Doch schon in den 50er-Jahren waren die Versuche der transatlantischen Industrienationen, aber auch der sozialistischen Führungsmächte Sowjetunion und Rot-China gescheitert, die Staaten und Nationen der Dritten Welt nach ihrem eigenen Vorbild zu modernisieren. Beide Lager verstanden Nation-Building im Kontext des Kalten Krieges als Alternative zur Gegenseite. Beide scheiterten, wenn auch aus unterschiedlichen Gründen. Seit dem Zusammenbruch des Sowjetimperiums im Jahr 1991 ist das sozialistische Modell zwar weltweit diskreditiert. Aber, so scheint es, der Westen will von eigenen Erfahrungen nichts lernen. Nach wie vor scheitert Nation-Building, vor allem in Afrika und im Nahen Osten, weil die andersartigen historischen, kulturellen und sozialen Bedingungen verkannt werden und das Füllhorn westlicher Entwicklungshilfe weiter primär den korrupten Eliten zugute kommt. Folglich werden gerade in Afrika zerfallene Staaten, korrupte Regime, zerstrittene Volksgruppen und neue organisierte Kriminalität im globalen Ausmaß nicht eingedämmt, sondern gestützt. Insbesondere in der muslimischen Welt wirkt seit dem Irak-Krieg der Westen eher als abschreckendes Beispiel.
Wie soll Nation-Building heute weltweit vor diesem Hintergrund stattfinden? Soll der Westen im Zeichen von Demokratie und Menschenrechten Staaten durch nicht militärische Hilfe (wieder) herstellen oder soll durch humanitäre Intervention, sogar durch Krieg wie im Fall Irak, Nation-Building rigoros erzwungen werden? Wann, wie und mit welchen Mitteln können Nationalstaaten oder Gemeinschaftsinstitutionen intervenieren, um Staaten aufzubauen?

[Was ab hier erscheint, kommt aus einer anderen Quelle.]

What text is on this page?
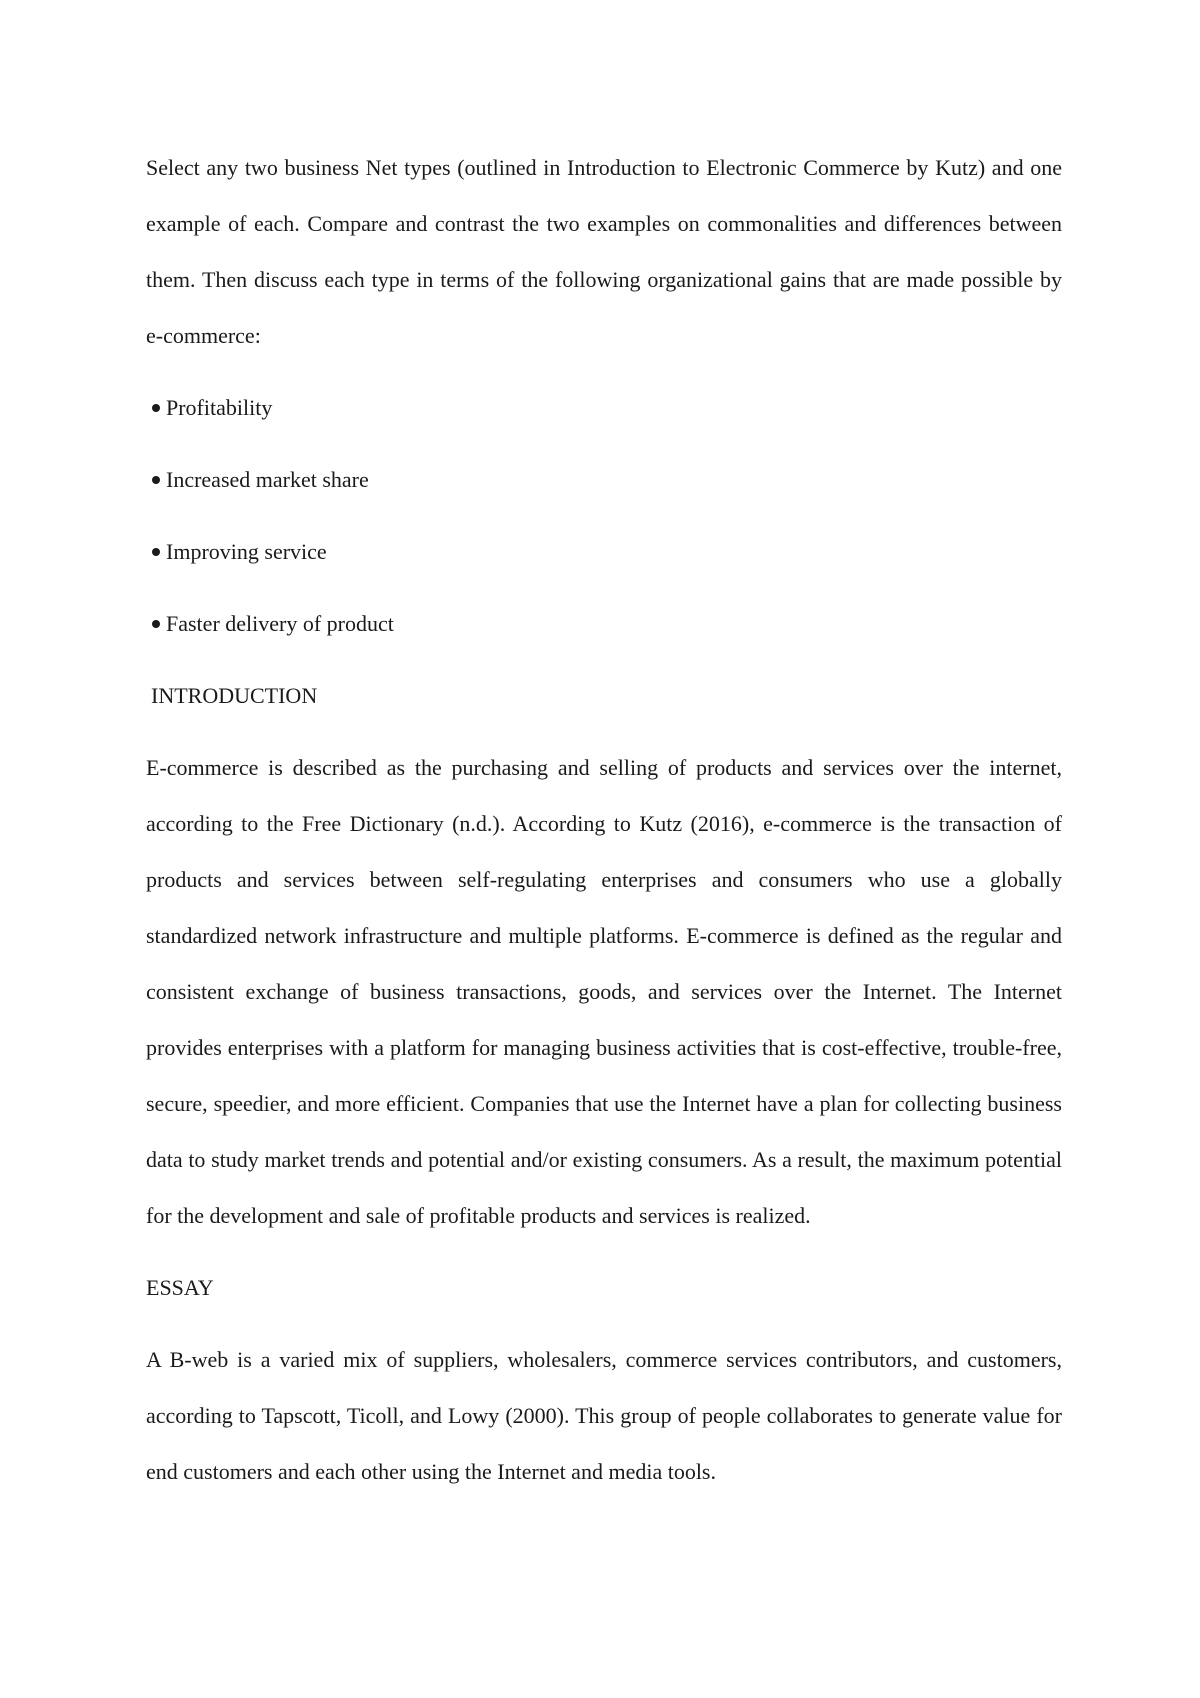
Select any two business Net types (outlined in Introduction to Electronic Commerce by Kutz) and one example of each. Compare and contrast the two examples on commonalities and differences between them. Then discuss each type in terms of the following organizational gains that are made possible by e-commerce:

Profitability
Increased market share
Improving service
Faster delivery of product
INTRODUCTION

E-commerce is described as the purchasing and selling of products and services over the internet, according to the Free Dictionary (n.d.). According to Kutz (2016), e-commerce is the transaction of products and services between self-regulating enterprises and consumers who use a globally standardized network infrastructure and multiple platforms. E-commerce is defined as the regular and consistent exchange of business transactions, goods, and services over the Internet. The Internet provides enterprises with a platform for managing business activities that is cost-effective, trouble-free, secure, speedier, and more efficient. Companies that use the Internet have a plan for collecting business data to study market trends and potential and/or existing consumers. As a result, the maximum potential for the development and sale of profitable products and services is realized.

ESSAY

A B-web is a varied mix of suppliers, wholesalers, commerce services contributors, and customers, according to Tapscott, Ticoll, and Lowy (2000). This group of people collaborates to generate value for end customers and each other using the Internet and media tools.
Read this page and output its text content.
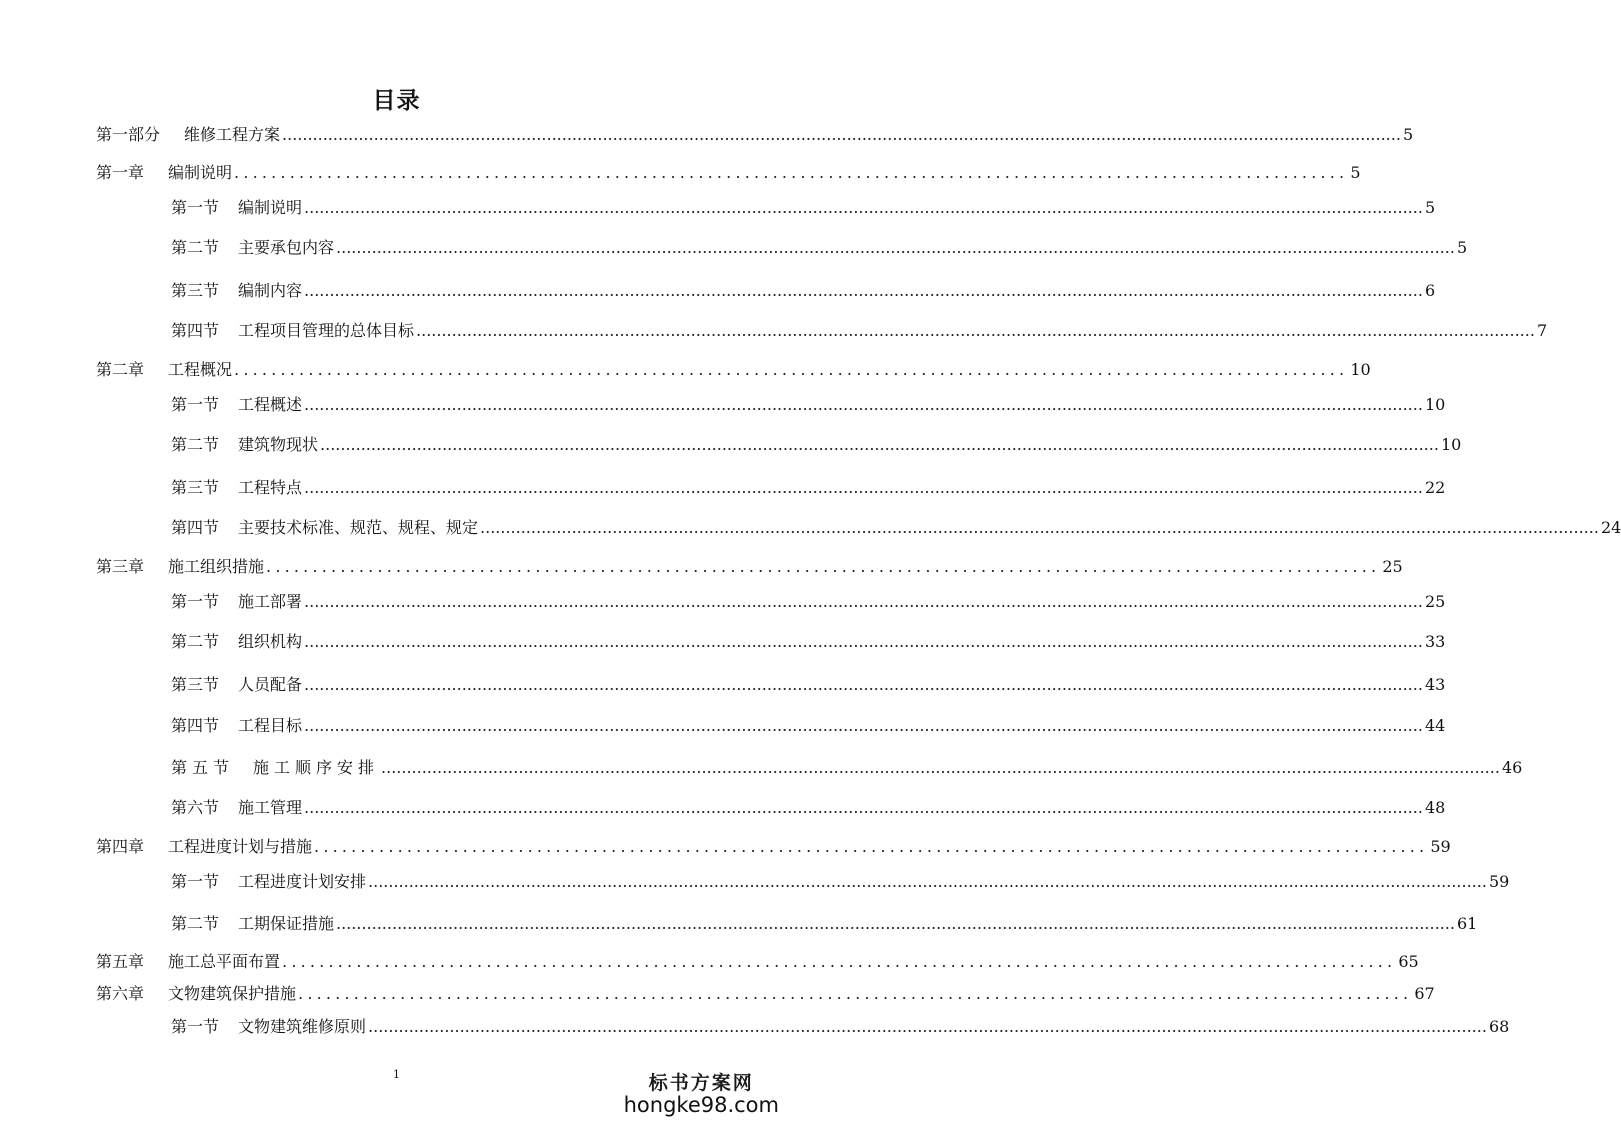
目录
第一部分 维修工程方案 ............................................................................................................................................................................................................................ 5
第一章 编制说明 ........................................................................................................................ 5
第一节 编制说明 ............................................................................................................................................................................................................................ 5
第二节 主要承包内容 ............................................................................................................................................................................................................................ 5
第三节 编制内容 ............................................................................................................................................................................................................................ 6
第四节 工程项目管理的总体目标 ............................................................................................................................................................................................................................ 7
第二章 工程概况 ........................................................................................................................ 10
第一节 工程概述 ............................................................................................................................................................................................................................ 10
第二节 建筑物现状 ............................................................................................................................................................................................................................ 10
第三节 工程特点 ............................................................................................................................................................................................................................ 22
第四节 主要技术标准、规范、规程、规定 ............................................................................................................................................................................................................................ 24
第三章 施工组织措施 ........................................................................................................................ 25
第一节 施工部署 ............................................................................................................................................................................................................................ 25
第二节 组织机构 ............................................................................................................................................................................................................................ 33
第三节 人员配备 ............................................................................................................................................................................................................................ 43
第四节 工程目标 ............................................................................................................................................................................................................................ 44
第五节 施工顺序安排 ............................................................................................................................................................................................................................ 46
第六节 施工管理 ............................................................................................................................................................................................................................ 48
第四章 工程进度计划与措施 ........................................................................................................................ 59
第一节 工程进度计划安排 ............................................................................................................................................................................................................................ 59
第二节 工期保证措施 ............................................................................................................................................................................................................................ 61
第五章 施工总平面布置 ........................................................................................................................ 65
第六章 文物建筑保护措施 ........................................................................................................................ 67
第一节 文物建筑维修原则 ............................................................................................................................................................................................................................ 68
1	标书方案网
hongke98.com
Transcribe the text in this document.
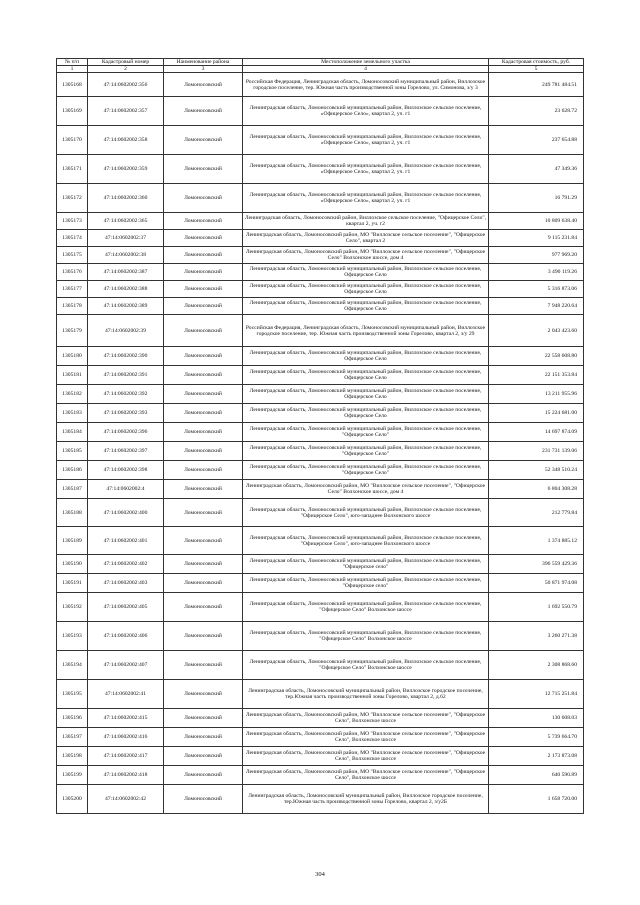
№ п/п	Кадастровый номер	Наименование района	Местоположение земельного участка	Кадастровая стоимость, руб.
1	2	3	4	5
1305168	47:14:0602002:356	Ломоносовский	Российская Федерация, Ленинградская область, Ломоносовский муниципальный район, Виллозское городское поселение, тер. Южная часть производственной зоны Горелово, ул. Симонова, з/у 3	249 781 484.51
1305169	47:14:0602002:357	Ломоносовский	Ленинградская область, Ломоносовский муниципальный район, Виллозское сельское поселение, «Офицерское Село», квартал 2, уч. г1	23 628.72
1305170	47:14:0602002:358	Ломоносовский	Ленинградская область, Ломоносовский муниципальный район, Виллозское сельское поселение, «Офицерское Село», квартал 2, уч. г1	237 654.88
1305171	47:14:0602002:359	Ломоносовский	Ленинградская область, Ломоносовский муниципальный район, Виллозское сельское поселение, «Офицерское Село», квартал 2, уч. г1	47 349.36
1305172	47:14:0602002:360	Ломоносовский	Ленинградская область, Ломоносовский муниципальный район, Виллозское сельское поселение, «Офицерское Село», квартал 2, уч. г1	16 791.29
1305173	47:14:0602002:365	Ломоносовский	Ленинградская область, Ломоносовский район, Виллозское сельское поселение, "Офицерское Село", квартал 2, уч. г2	10 809 638.40
1305174	47:14:0602002:37	Ломоносовский	Ленинградская область, Ломоносовский район, МО "Виллозское сельское поселение", "Офицерское Село", квартал 2	9 115 231.84
1305175	47:14:0602002:38	Ломоносовский	Ленинградская область, Ломоносовский район, МО "Виллозское сельское поселение", "Офицерское Село" Волхонское шоссе, дом 4	977 969.20
1305176	47:14:0602002:387	Ломоносовский	Ленинградская область, Ломоносовский муниципальный район, Виллозское сельское поселение, Офицерское Село	3 490 119.26
1305177	47:14:0602002:388	Ломоносовский	Ленинградская область, Ломоносовский муниципальный район, Виллозское сельское поселение, Офицерское Село	5 316 873.06
1305178	47:14:0602002:389	Ломоносовский	Ленинградская область, Ломоносовский муниципальный район, Виллозское сельское поселение, Офицерское Село	7 948 220.64
1305179	47:14:0602002:39	Ломоносовский	Российская Федерация, Ленинградская область, Ломоносовский муниципальный район, Виллозское городское поселение, тер. Южная часть производственной зоны Горелово, квартал 2, з/у 29	2 043 423.60
1305180	47:14:0602002:390	Ломоносовский	Ленинградская область, Ломоносовский муниципальный район, Виллозское сельское поселение, Офицерское Село	22 558 608.80
1305181	47:14:0602002:391	Ломоносовский	Ленинградская область, Ломоносовский муниципальный район, Виллозское сельское поселение, Офицерское Село	22 151 353.84
1305182	47:14:0602002:392	Ломоносовский	Ленинградская область, Ломоносовский муниципальный район, Виллозское сельское поселение, Офицерское Село	13 211 955.96
1305183	47:14:0602002:393	Ломоносовский	Ленинградская область, Ломоносовский муниципальный район, Виллозское сельское поселение, Офицерское Село	15 224 681.00
1305184	47:14:0602002:396	Ломоносовский	Ленинградская область, Ломоносовский муниципальный район, Виллозское сельское поселение, "Офицерское Село"	14 697 874.09
1305185	47:14:0602002:397	Ломоносовский	Ленинградская область, Ломоносовский муниципальный район, Виллозское сельское поселение, "Офицерское Село"	231 731 139.06
1305186	47:14:0602002:398	Ломоносовский	Ленинградская область, Ломоносовский муниципальный район, Виллозское сельское поселение, "Офицерское Село"	52 348 510.24
1305187	47:14:0602002:4	Ломоносовский	Ленинградская область, Ломоносовский район, МО "Виллозское сельское поселение", "Офицерское Село" Волхонское шоссе, дом 4	6 804 308.28
1305188	47:14:0602002:400	Ломоносовский	Ленинградская область, Ломоносовский муниципальный район, Виллозское сельское поселение, "Офицерское Село", юго-западнее Волхонского шоссе	212 779.84
1305189	47:14:0602002:401	Ломоносовский	Ленинградская область, Ломоносовский муниципальный район, Виллозское сельское поселение, "Офицерское Село", юго-западнее Волхонского шоссе	1 374 885.12
1305190	47:14:0602002:402	Ломоносовский	Ленинградская область, Ломоносовский муниципальный район, Виллозское сельское поселение, "Офицерское село"	396 559 429.36
1305191	47:14:0602002:403	Ломоносовский	Ленинградская область, Ломоносовский муниципальный район, Виллозское сельское поселение, "Офицерское село"	50 871 974.08
1305192	47:14:0602002:405	Ломоносовский	Ленинградская область, Ломоносовский муниципальный район, Виллозское сельское поселение, "Офицерское Село" Волхонское шоссе	1 692 550.79
1305193	47:14:0602002:406	Ломоносовский	Ленинградская область, Ломоносовский муниципальный район, Виллозское сельское поселение, "Офицерское Село" Волхонское шоссе	3 260 271.38
1305194	47:14:0602002:407	Ломоносовский	Ленинградская область, Ломоносовский муниципальный район, Виллозское сельское поселение, "Офицерское Село" Волхонское шоссе	2 308 868.60
1305195	47:14:0602002:41	Ломоносовский	Ленинградская область, Ломоносовский муниципальный район, Виллозское городское поселение, тер.Южная часть производственной зоны Горелово, квартал 2, д.62	12 715 251.84
1305196	47:14:0602002:415	Ломоносовский	Ленинградская область, Ломоносовский район, МО "Виллозское сельское поселение", "Офицерское Село", Волхонское шоссе	130 608.03
1305197	47:14:0602002:416	Ломоносовский	Ленинградская область, Ломоносовский район, МО "Виллозское сельское поселение", "Офицерское Село", Волхонское шоссе	5 739 664.70
1305198	47:14:0602002:417	Ломоносовский	Ленинградская область, Ломоносовский район, МО "Виллозское сельское поселение", "Офицерское Село", Волхонское шоссе	2 173 873.08
1305199	47:14:0602002:418	Ломоносовский	Ленинградская область, Ломоносовский район, МО "Виллозское сельское поселение", "Офицерское Село", Волхонское шоссе	640 590.89
1305200	47:14:0602002:42	Ломоносовский	Ленинградская область, Ломоносовский муниципальный район, Виллозское городское поселение, тер.Южная часть производственной зоны Горелово, квартал 2, з/у2Б	1 658 720.00
304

Der Grundsatz, dass sich die Staaten dieser Welt nicht in andere Staaten einmischen, sollte neu belebt werden. Denn staatliche Souveränität gilt nach wie vor als zentrales Struktur- und Handlungsprinzip in einem System souveräner Nationalstaaten. Hungerkata-strophen, Genozid, Terror und zerfallende Staaten lassen die Staatengemeinschaft von diesem Grundprinzip zwar immer öfter abrücken. Leider zeigen die Interventionen seit den 90er-Jahren aber kaum durchschlagenden Erfolg. Die Bilanz der vergangenen 15 Jahre von humanitärer Intervention ist sehr enttäuschend. Die Hilfs- und Unterstützungsprogramme der reichen Industrienationen, vor allem im Rahmen der UNO, haben als traditionelle Entwicklungshilfe aufs Ganze gesehen ebenfalls kaum Fortschritte gebracht und eher dazu gedient, unmenschliche Regime zu stabilisieren. Drohungen mit diplomatischen, wirtschaftlichen und militärischen Sanktionen bis zum Extremfall des Einsatzes militärischer Mittel bilden ein weites Spektrum von Maßnahmen, die mit dem Einrichten von Flugverbotszonen beginnen und mit dem Einsatz von Streitkräften enden können. Doch Vorsicht ist geboten: Der Schritt von der humanitären Intervention kann schließlich zum Protektorat führen.
Außerdem werden in der Regel die Probleme verschärft, wenn mehrere Staaten oder Gemeinschaftsinstitutionen handeln. Rivalisierende Interessen und unterschiedliche Einstellungsmuster führen zu oft dazu, dass gutgemeinte Interventionen unter hohen Reibungsverlusten Blockaden und Widersprüchlichkeiten produzieren oder sogar die Zielsetzungen gefährden.
Leider gibt es kein Patentrezept für erfolgreiches Staaten- oder Nation-Building. Viele Faktoren müssen eigentlich zusammenwirken, wie zum Beispiel in OstTimor oder vorübergehend in Bosnien. Voraussetzung bei beiden Interventionen war jedoch die Bereitschaft der UNO, militärisch einzugreifen, Kriege zu unterbrechen oder Aggressoren in die Schranken zu weisen.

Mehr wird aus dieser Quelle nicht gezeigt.